John followed the introduction with an estimated timetable for works over the next few months, which included:
- Tram work complete March
- Bus/tram interchange work start March, and therefore bus station will close
- Bus terminus relocating to Humber Road/Regent Street while the bus station is closed
- Taxi rank will move to Church Street
- Secure cycle hub and extra car parking will be provided at Beeston train station, followed up later with replacement of station steps and possibility of lift access to the platforms
- Old Beeston Market will be cleared
- Final tenant will move in to new square development in April
- Temporary car parking facilities to be built on Fire station site in April
- The Built Environment students at University of Nottingham have been designing their vision for Phase 2 (the plot where the old fire station stood and current bus station stands and adjoining vacant areas) and there will be an exhibition of their work in June
- Key decisions on Phase 2 after May 2015
- Trams should be running by August
All along, the Council representatives encouraged for input from the community.

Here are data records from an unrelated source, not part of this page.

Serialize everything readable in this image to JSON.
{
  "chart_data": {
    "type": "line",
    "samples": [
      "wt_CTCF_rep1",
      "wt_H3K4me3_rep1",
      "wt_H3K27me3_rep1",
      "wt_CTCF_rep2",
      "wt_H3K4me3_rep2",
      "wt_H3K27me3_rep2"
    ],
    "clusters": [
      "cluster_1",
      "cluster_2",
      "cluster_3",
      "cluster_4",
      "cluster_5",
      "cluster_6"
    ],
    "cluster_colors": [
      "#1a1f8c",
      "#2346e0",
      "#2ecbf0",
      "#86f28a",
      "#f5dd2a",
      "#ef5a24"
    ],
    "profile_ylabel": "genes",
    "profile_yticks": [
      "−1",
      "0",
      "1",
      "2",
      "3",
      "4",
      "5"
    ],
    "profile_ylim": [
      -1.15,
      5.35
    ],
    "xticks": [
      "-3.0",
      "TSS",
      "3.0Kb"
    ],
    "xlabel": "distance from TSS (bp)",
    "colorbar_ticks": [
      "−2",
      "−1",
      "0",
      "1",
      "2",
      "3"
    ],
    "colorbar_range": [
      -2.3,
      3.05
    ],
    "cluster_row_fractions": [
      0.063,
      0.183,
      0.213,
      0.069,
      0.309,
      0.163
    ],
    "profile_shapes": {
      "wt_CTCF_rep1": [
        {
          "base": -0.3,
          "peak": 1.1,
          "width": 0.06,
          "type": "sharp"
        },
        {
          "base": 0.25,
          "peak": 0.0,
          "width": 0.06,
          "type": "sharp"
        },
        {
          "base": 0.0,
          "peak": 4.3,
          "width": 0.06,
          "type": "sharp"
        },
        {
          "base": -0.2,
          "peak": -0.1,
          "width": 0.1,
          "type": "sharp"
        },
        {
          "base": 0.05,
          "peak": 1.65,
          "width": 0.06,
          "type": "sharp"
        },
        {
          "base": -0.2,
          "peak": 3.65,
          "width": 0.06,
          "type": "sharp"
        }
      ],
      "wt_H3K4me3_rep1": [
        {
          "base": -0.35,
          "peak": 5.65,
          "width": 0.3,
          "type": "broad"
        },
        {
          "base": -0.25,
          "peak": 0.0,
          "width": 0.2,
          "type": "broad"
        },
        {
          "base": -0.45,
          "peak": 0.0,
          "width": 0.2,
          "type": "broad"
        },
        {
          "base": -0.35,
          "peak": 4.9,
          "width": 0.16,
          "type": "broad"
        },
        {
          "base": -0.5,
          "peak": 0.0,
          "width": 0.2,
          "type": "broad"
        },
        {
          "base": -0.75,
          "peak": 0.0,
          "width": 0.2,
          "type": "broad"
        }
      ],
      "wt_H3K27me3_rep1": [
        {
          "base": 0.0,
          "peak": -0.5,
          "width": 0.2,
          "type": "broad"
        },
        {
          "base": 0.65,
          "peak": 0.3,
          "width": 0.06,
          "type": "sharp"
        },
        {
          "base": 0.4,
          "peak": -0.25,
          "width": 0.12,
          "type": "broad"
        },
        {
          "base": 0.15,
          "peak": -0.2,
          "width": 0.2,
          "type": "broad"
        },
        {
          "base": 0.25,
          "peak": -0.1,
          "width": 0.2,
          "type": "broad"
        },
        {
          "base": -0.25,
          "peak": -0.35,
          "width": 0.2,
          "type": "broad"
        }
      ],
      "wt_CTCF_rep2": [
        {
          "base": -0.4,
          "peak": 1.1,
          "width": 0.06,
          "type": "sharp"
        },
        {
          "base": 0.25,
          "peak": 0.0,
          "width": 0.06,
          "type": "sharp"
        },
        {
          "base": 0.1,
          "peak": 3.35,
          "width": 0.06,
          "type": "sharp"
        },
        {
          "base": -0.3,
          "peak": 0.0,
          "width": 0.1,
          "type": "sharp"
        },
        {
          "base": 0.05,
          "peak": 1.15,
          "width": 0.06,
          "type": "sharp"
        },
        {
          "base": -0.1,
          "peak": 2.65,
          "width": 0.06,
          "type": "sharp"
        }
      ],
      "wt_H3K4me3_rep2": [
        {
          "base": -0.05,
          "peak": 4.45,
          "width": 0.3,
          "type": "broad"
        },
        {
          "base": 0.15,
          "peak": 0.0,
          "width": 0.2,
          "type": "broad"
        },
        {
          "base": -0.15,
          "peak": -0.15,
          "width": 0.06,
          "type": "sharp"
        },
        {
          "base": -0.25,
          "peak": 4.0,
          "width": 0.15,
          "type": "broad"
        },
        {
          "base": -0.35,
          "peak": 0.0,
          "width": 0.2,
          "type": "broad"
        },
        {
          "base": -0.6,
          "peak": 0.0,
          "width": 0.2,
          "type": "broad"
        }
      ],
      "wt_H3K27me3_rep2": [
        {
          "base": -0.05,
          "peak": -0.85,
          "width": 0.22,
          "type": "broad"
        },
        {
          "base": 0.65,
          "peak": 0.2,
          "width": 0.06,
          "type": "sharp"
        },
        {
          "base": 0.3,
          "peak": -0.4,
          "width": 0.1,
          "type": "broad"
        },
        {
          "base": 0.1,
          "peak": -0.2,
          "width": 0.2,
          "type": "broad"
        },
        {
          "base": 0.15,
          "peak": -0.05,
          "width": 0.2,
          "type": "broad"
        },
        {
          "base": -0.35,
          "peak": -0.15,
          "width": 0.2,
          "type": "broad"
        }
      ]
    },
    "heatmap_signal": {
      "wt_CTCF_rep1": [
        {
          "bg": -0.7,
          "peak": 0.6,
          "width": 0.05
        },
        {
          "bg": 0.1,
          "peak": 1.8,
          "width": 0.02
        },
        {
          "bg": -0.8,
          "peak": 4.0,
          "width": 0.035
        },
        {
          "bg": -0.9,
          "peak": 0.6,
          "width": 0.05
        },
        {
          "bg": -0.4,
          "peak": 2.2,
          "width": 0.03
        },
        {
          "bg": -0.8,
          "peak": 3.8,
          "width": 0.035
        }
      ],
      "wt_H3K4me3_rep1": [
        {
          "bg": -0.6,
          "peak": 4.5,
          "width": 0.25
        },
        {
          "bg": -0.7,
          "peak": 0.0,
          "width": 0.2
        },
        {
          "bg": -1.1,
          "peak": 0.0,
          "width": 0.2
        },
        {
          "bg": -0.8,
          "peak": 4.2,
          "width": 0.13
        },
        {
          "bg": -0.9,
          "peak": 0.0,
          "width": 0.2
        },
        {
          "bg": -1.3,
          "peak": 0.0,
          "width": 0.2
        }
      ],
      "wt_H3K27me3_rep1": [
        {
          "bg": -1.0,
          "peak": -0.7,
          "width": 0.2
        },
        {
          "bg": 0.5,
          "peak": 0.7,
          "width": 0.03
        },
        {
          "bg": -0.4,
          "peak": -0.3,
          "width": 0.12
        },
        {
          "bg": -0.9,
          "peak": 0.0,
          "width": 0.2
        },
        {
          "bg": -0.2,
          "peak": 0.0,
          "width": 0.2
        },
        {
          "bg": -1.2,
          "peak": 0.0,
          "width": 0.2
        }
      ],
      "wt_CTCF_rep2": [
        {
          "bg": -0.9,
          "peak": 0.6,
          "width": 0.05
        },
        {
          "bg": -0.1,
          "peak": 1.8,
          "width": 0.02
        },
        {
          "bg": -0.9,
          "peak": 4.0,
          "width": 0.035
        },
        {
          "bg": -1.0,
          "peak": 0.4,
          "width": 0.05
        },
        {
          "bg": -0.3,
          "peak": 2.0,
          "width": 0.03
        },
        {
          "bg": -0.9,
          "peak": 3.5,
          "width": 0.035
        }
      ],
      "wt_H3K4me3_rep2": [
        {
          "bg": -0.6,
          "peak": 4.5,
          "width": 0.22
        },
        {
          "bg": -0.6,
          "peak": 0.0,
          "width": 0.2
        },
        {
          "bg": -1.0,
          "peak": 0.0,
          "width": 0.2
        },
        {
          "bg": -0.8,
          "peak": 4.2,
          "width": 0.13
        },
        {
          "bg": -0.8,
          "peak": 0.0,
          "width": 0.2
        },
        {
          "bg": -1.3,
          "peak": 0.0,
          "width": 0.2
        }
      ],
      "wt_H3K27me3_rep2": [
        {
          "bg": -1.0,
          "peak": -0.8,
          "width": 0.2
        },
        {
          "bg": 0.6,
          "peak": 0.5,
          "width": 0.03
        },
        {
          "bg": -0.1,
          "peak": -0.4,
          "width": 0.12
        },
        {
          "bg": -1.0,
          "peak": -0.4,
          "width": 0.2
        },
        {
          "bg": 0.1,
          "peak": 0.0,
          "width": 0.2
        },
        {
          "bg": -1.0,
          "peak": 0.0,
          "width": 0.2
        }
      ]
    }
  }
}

They want to mould outcomes in line with people’s views. The poll conducted last year has informed spending last year (eg improvements to shop fronts and special events). It was clear that Beeston town centre is attracting a lot of interest from developers, partly because of the proximity of the park-and-ride car park (at Bardill’s) only a few minutes away by tram. Some items were discussed during an extensive question and answer period, but deemed impossible due to funding constraints:
- A living wall or mural on the ugly works access wall to the Square on Station Road
- Upgrade to the Square podium
- Leaving Phase 2 as open space
- Underground parking
- Underground tram
Phillip outlined eloquently the impossibility of attracting retailers here if they do not see for themselves the correct profile of potential customers. We were left with the clear impression at the end of the meeting that despite lack of funds and the difficulties of the last few years, our area is changing for the better and attracting interesting prospects for further development.